Metamath Proof Explorer

Theorem mulgnn0subcl

Description: Closure of the group multiple (exponentiation) operation in a submonoid. (Contributed by Mario Carneiro, 10-Jan-2015)

Ref Expression
Hypotheses mulgnnsubcl.b 
|- B = ( Base ` G )
mulgnnsubcl.t 
|- .x. = ( .g ` G )
mulgnnsubcl.p 
|- .+ = ( +g ` G )
mulgnnsubcl.g 
|- ( ph -> G e.

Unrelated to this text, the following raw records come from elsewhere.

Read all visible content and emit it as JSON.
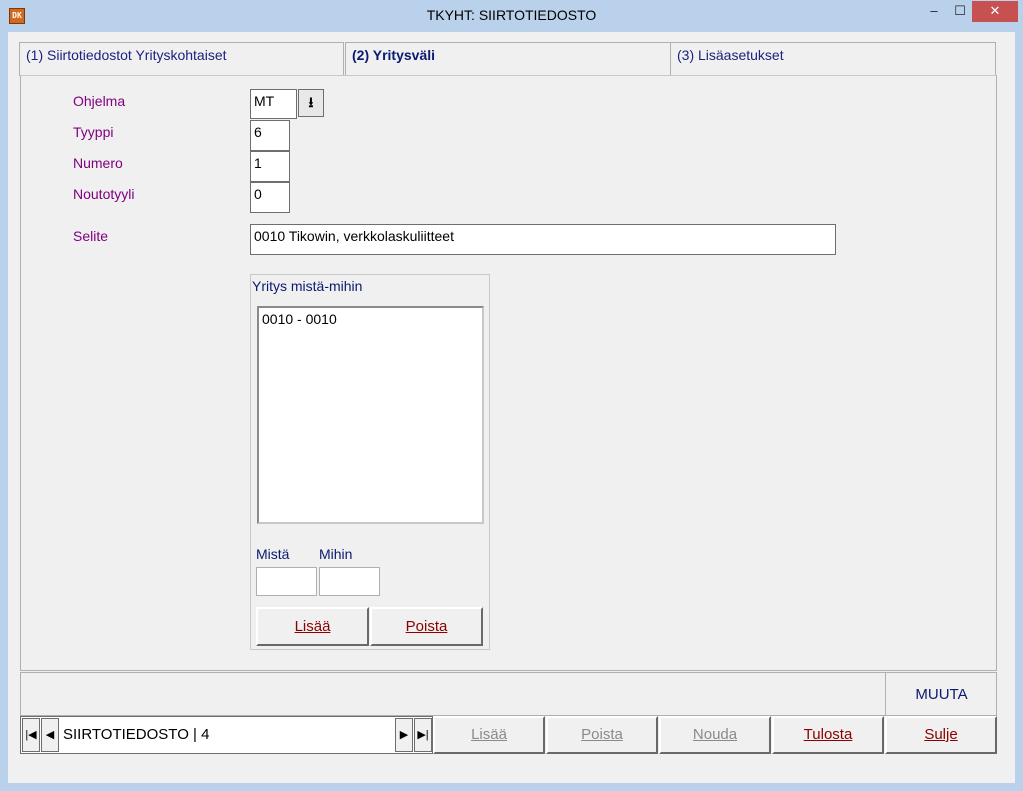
{
  "window": {
    "title": "TKYHT: SIIRTOTIEDOSTO",
    "app_icon_text": "DK",
    "min": "‒",
    "max": "☐",
    "close": "✕"
  },
  "tabs": [
    {
      "label": "(1) Siirtotiedostot Yrityskohtaiset"
    },
    {
      "label": "(2) Yritysväli"
    },
    {
      "label": "(3) Lisäasetukset"
    }
  ],
  "form": {
    "ohjelma_label": "Ohjelma",
    "ohjelma_value": "MT",
    "tyyppi_label": "Tyyppi",
    "tyyppi_value": "6",
    "numero_label": "Numero",
    "numero_value": "1",
    "noutotyyli_label": "Noutotyyli",
    "noutotyyli_value": "0",
    "selite_label": "Selite",
    "selite_value": "0010 Tikowin, verkkolaskuliitteet"
  },
  "company_range": {
    "title": "Yritys mistä-mihin",
    "items": [
      "0010 - 0010"
    ],
    "from_label": "Mistä",
    "to_label": "Mihin",
    "from_value": "",
    "to_value": "",
    "add_button": "Lisää",
    "remove_button": "Poista"
  },
  "status": {
    "mode": "MUUTA"
  },
  "navigator": {
    "text": "SIIRTOTIEDOSTO    |  4",
    "first": "|◀",
    "prev": "◀",
    "next": "▶",
    "last": "▶|"
  },
  "toolbar": {
    "add": "Lisää",
    "remove": "Poista",
    "fetch": "Nouda",
    "print": "Tulosta",
    "close": "Sulje"
  }
}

V )
mulgnnsubcl.s 
|- ( ph -> S C_ B )
mulgnnsubcl.c 
|- ( ( ph /\ x e. S /\ y e. S ) -> ( x .+ y ) e. S )
mulgnn0subcl.z 
|- .0. = ( 0g ` G )
mulgnn0subcl.c 
|- ( ph -> .0. e. S )
Assertion mulgnn0subcl 
|- ( ( ph /\ N e. NN0 /\ X e. S ) -> ( N .x. X ) e. S )

Proof

Step Hyp Ref Expression
1 mulgnnsubcl.b 
 |-  B = ( Base ` G )
2 mulgnnsubcl.t 
 |-  .x. = ( .g ` G )
3 mulgnnsubcl.p 
 |-  .+ = ( +g ` G )
4 mulgnnsubcl.g 
 |-  ( ph -> G e. V )
5 mulgnnsubcl.s 
 |-  ( ph -> S C_ B )
6 mulgnnsubcl.c 
 |-  ( ( ph /\ x e. S /\ y e. S ) -> ( x .+ y ) e. S )
7 mulgnn0subcl.z 
 |-  .0. = ( 0g ` G )
8 mulgnn0subcl.c 
 |-  ( ph -> .0. e. S )
9 1 2 3 4 5 6 mulgnnsubcl 
 |-  ( ( ph /\ N e. NN /\ X e. S ) -> ( N .x. X ) e. S )
10 9 3expa 
 |-  ( ( ( ph /\ N e. NN ) /\ X e. S ) -> ( N .x. X ) e. S )
11 10 an32s 
 |-  ( ( ( ph /\ X e. S ) /\ N e. NN ) -> ( N .x. X ) e. S )
12 11 3adantl2 
 |-  ( ( ( ph /\ N e. NN0 /\ X e. S ) /\ N e. NN ) -> ( N .x. X ) e. S )
13 oveq1 
 |-  ( N = 0 -> ( N .x. X ) = ( 0 .x. X ) )
14 5 3ad2ant1 
 |-  ( ( ph /\ N e. NN0 /\ X e. S ) -> S C_ B )
15 simp3 
 |-  ( ( ph /\ N e. NN0 /\ X e. S ) -> X e. S )
16 14 15 sseldd 
 |-  ( ( ph /\ N e. NN0 /\ X e. S ) -> X e. B )
17 1 7 2 mulg0 
 |-  ( X e. B -> ( 0 .x. X ) = .0. )
18 16 17 syl 
 |-  ( ( ph /\ N e. NN0 /\ X e. S ) -> ( 0 .x. X ) = .0. )
19 13 18 sylan9eqr 
 |-  ( ( ( ph /\ N e. NN0 /\ X e. S ) /\ N = 0 ) -> ( N .x. X ) = .0. )
20 8 3ad2ant1 
 |-  ( ( ph /\ N e. NN0 /\ X e. S ) -> .0. e. S )
21 20 adantr 
 |-  ( ( ( ph /\ N e. NN0 /\ X e. S ) /\ N = 0 ) -> .0. e. S )
22 19 21 eqeltrd 
 |-  ( ( ( ph /\ N e. NN0 /\ X e. S ) /\ N = 0 ) -> ( N .x. X ) e. S )
23 simp2 
 |-  ( ( ph /\ N e. NN0 /\ X e. S ) -> N e. NN0 )
24 elnn0 
 |-  ( N e. NN0 <-> ( N e. NN \/ N = 0 ) )
25 23 24 sylib 
 |-  ( ( ph /\ N e. NN0 /\ X e. S ) -> ( N e. NN \/ N = 0 ) )
26 12 22 25 mpjaodan 
 |-  ( ( ph /\ N e. NN0 /\ X e. S ) -> ( N .x. X ) e. S )